Quote one authoritative theologian who claimed the title should be avoided. Or that it was never appropriate. The way in which the title has been used and defined for 500 years suggests it is part of the ordinary universal magisterium. Although to deny its use is not heretical, claiming that it is never an appropriate title is proximate to heresy and borders on blasphemy.
Pohle, Van Noort, and Merkelbach for starters, with Merkelbach (page 333 of
Mariologia) saying that MANY theologians were opposed to the title ... three individuals whose manuals are in wide use in Traditional seminaries.
Nice try gaslighting, buddy ... but maybe next time you should look into it before running your mouth.
As for some nonsense about "ordinary Magisterium", there's only one legitimate Catholic papal source that used the title and it was in a non-authoritative docuмent, some letter to a sodality. There are a couple others floating around that are actually gross mistranslations.
So shut up with the gaslighting, "proximate to heresy" and "borders on blasphemy". You can rend your garments all you want and virtue signal about how devoted you are to Our Lady, but devotion to Our Lady requires truth, and it would not be a dishonor to her to not use a theologically incorrect title. I would not be dishonoring Our Lady by refusing her the title of, say, "Fourth Person of the Holy Trinity".
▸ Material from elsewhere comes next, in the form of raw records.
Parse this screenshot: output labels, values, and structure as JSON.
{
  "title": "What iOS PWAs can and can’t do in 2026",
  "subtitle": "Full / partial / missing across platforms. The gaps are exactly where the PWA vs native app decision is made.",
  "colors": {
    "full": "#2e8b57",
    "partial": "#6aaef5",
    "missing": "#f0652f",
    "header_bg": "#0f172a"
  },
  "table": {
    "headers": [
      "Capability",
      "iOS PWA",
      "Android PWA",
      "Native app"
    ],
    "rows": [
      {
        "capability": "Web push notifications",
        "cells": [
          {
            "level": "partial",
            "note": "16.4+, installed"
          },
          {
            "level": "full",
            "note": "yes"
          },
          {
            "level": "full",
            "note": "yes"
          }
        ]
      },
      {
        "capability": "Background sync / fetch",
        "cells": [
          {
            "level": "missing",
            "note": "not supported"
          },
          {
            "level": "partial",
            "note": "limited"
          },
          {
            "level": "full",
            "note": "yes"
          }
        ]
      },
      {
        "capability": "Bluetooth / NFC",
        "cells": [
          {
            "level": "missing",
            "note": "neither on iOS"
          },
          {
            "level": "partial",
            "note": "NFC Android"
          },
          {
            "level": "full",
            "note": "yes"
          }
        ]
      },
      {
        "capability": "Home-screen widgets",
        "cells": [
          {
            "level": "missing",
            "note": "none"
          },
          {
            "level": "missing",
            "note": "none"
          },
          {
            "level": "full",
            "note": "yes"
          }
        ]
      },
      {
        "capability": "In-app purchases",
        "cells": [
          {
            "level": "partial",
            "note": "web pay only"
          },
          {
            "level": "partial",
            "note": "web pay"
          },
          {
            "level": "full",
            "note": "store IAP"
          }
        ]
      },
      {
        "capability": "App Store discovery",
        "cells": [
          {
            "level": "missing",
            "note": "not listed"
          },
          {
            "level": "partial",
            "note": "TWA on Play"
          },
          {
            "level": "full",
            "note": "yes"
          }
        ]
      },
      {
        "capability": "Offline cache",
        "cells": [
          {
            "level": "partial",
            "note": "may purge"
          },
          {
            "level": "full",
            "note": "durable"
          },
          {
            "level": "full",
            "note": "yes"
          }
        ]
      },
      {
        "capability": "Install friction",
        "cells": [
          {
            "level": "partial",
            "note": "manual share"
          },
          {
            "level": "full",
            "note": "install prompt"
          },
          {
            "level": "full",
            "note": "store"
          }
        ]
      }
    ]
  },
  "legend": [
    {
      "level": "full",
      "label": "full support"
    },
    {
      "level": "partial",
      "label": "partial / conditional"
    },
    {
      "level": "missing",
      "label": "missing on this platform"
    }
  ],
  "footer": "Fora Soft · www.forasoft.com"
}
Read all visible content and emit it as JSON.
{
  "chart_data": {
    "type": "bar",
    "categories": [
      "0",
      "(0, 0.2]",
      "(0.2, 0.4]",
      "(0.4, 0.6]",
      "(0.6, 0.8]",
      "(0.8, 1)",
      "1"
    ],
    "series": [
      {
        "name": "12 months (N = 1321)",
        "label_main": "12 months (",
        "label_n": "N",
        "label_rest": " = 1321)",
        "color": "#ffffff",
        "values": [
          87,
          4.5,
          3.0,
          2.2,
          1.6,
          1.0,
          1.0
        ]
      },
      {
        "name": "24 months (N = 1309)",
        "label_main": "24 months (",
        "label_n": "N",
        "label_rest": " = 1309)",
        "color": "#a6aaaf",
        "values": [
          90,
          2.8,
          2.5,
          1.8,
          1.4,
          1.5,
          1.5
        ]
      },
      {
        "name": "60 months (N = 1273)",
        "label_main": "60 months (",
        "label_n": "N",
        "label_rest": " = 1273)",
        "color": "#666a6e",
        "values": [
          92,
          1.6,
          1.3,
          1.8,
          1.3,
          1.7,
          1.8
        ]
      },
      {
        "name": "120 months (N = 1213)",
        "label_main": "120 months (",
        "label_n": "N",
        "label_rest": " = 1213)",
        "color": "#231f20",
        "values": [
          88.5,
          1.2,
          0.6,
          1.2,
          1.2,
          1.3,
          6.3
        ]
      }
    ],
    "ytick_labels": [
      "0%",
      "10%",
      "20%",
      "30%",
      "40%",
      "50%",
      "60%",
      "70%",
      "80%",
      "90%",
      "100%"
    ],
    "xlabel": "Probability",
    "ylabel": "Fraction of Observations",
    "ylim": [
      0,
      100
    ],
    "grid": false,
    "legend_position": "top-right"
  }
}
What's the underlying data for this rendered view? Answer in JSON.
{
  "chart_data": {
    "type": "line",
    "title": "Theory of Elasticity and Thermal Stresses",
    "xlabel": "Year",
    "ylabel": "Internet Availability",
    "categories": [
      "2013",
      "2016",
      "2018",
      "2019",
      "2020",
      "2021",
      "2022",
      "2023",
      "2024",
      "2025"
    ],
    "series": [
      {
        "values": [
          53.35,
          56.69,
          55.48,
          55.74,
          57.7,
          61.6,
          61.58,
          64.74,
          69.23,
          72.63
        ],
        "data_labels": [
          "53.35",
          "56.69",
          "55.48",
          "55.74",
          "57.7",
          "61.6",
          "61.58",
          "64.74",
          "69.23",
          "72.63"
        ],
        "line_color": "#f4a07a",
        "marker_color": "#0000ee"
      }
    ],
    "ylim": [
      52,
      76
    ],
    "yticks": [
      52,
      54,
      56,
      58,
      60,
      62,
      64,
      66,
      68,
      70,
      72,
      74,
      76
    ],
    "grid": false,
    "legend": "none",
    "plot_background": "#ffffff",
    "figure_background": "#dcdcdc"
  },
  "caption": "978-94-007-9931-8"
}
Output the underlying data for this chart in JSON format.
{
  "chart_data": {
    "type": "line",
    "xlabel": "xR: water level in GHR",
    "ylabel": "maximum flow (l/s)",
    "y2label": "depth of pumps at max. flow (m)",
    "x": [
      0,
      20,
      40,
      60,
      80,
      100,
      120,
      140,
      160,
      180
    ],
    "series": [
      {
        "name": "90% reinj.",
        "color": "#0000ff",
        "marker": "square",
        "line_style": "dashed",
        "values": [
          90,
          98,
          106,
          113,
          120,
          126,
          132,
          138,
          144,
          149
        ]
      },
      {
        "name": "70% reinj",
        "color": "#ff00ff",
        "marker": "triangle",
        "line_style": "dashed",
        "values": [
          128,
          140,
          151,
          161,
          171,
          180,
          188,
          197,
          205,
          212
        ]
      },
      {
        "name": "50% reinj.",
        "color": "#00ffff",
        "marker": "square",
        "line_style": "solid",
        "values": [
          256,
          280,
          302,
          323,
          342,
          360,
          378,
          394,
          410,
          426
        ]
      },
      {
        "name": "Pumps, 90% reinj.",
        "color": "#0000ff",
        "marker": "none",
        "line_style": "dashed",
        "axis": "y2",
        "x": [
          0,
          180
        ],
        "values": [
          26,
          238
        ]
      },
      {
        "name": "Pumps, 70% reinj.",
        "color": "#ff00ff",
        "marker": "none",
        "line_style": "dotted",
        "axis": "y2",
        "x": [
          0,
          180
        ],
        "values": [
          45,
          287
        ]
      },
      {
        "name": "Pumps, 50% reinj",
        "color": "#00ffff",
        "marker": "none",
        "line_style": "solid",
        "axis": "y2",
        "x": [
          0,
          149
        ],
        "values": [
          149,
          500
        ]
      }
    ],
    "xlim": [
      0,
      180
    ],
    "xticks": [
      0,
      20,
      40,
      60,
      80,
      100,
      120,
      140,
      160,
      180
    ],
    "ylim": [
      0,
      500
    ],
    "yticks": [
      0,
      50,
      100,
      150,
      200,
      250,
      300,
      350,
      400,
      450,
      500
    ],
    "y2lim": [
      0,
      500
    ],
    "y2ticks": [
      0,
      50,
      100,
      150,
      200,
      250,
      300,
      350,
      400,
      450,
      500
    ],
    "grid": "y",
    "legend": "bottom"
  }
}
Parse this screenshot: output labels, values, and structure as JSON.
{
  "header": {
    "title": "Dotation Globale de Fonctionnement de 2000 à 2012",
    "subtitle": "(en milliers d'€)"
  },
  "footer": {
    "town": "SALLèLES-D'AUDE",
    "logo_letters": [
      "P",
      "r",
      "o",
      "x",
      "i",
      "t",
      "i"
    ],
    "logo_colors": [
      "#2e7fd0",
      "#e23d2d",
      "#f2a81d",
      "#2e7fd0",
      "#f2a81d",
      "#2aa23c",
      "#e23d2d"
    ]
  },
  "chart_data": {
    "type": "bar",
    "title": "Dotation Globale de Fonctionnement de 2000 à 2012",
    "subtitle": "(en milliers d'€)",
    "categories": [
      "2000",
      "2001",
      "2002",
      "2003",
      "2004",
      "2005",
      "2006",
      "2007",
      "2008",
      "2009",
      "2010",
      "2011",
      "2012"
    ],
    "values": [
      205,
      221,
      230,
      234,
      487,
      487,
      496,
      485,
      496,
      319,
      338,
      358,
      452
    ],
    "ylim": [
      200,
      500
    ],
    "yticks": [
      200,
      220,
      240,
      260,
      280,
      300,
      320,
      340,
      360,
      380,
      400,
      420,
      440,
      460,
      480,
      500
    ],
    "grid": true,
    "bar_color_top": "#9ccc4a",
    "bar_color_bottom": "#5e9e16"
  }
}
On top of that, it would help if you didn't lie about what Prevost and Tucho actually said. They did not say that cannot be a correct meaning (identical to what the above-cited theologians stated), but in fact implied there could be one when they said that a correct understanding of the term would require significant amounts of explanation. Tucho confirmed this later by saying that there's no prohibition against using the term privately.
We have the Council of Trent CLEARLY teaching that Our Lord alone is the Redeemer "solus Redemptor", and so in order to avoid the perception of contradicting Trent, you'd have to adequately explain the term, as many / most pre-Vatican II Catholic theollogians agreed.

Now, we can rightly be cynical of the stated motives from Prevost and Tucho, namely, to avoid confusion ... since WHEN EVER have the Conciliar Modernist Anti-Popes cared about causing confusion. Bergoglio reveled in causing messes and chaos openly, and had no problems causing confusion with
Fiducia Supplicans and
Amorist Laetitia ... believing that a simple sentence indicating that sodomites are not actually married suffices to dispel the confusion. That we can rightly suspect that they were lying, and in fact were trying to become more Prot-cuмenical. But that's a separate issue from the actual matter at hand.
Now, one might actually suspect given that we saw greater outrage from SSPX over this matter than about, oh, actual heresies, promoting sodomite, and everything else Rome has done that's actually openly heretic ... but one might suspect that this was setup or leadin to the "consecration" matter, giving the SSPX a bone to chew on where they could exhibit to their followers what staunch anti-Modernists they are.
Unfortunately, because they were just emoting, the Popesplainers had a field day with the SSPX outrage, discrediting their opposition and accusing them of bad will, for opposing Prevost and Tucho on a matter that many approved and respected pre-Vatican II theologians also agreed with them about.